Nathanaël Bouton-Drouard










Partagez sur :
 

Image :
Vieilles productions n'ayant plus connu la gloire depuis belle lurette, ni le soutien d'un grand studio pour leur préservation, les trois longs-métrages du coffret ne nous parviennent pas dans leur prime jeunesse : noir et blanc pas toujours stable, effets neigeux, stries, griffures et autres taches viennent gâcher le visionnage quand ce n'est pas directement la disparition visible de quelques photogrammes.
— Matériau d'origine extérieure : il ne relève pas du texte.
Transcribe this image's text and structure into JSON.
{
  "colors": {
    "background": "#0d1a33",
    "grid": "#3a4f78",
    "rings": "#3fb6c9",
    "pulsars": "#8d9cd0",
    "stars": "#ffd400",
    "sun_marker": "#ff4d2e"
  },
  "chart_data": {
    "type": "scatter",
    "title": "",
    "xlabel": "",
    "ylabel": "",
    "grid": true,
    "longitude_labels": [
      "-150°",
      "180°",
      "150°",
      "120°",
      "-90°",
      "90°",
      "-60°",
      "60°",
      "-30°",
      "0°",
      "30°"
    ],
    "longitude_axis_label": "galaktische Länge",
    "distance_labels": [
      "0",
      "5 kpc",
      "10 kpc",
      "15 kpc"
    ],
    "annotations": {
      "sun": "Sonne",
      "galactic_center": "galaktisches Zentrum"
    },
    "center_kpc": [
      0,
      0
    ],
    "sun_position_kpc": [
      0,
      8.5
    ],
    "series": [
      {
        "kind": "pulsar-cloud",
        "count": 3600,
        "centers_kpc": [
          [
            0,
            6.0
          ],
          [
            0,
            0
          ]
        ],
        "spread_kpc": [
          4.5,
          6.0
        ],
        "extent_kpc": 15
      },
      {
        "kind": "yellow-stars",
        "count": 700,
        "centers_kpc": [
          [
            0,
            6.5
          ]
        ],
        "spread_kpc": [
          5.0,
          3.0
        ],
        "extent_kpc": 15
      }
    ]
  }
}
En même temps, on s'attendait à quoi ?

 

Son :
Les Nouvelles Aventures de Tarzan laisse entendre fièrement un bon vieux mono d'époque terriblement fatigué, parfois étouffé, parfois fragmenté. Ca sent bon l'oldies tout ça, et le spectateur est immédiatement transporté dans le temps à défaut d'entendre tout clairement (heureusement y a les sous-titres pour tout comprendre). Pas beaucoup mieux pour les deux autres productions qui, étant de toute façon muettes, ne sont accompagnées que de bandes sonores anecdotiques agrémentées de quelques bruitages.

 

Interactivité :
Proposés sous la forme d'un joli coffret cartonné, les trois disques de l'édition comportent respectivement la première partie des Nouvelles Aventures de Tarzan + Tarzan et le lion d'or  pour l'un, la seconde partie du serial pour l'autre et enfin l'intégralité des Aventures deTarzan pour le dernier. Chaque film est accompagné de deux présentations concoctées par Guy Deluchey (Moi Tarzan, Mémoires de l'homme-singe) et Jean-Pierre Piton (Le Cinéma fantastique chez Cinémaction). Deux approches qui ne différent pas toujours assez, mais permettent d'évoquer avec passion les petites anecdotes entourant les différents tournages (choix des acteurs, adaptations parcellaires...), de comparer avec les romans de Burroughs ou de critiquer certains choix artistiques. Confirmant l'aspect « initiation » du coffret, leurs interventions laissent entrevoir toute la richesse de l'univers de Tarzan et donnent clairement envie de replonger dans un futur mini-box supplémentaire.

Liste des bonus : Présentations des films par Guy Deluchey, Entretiens avec Jean-Pierre Piton.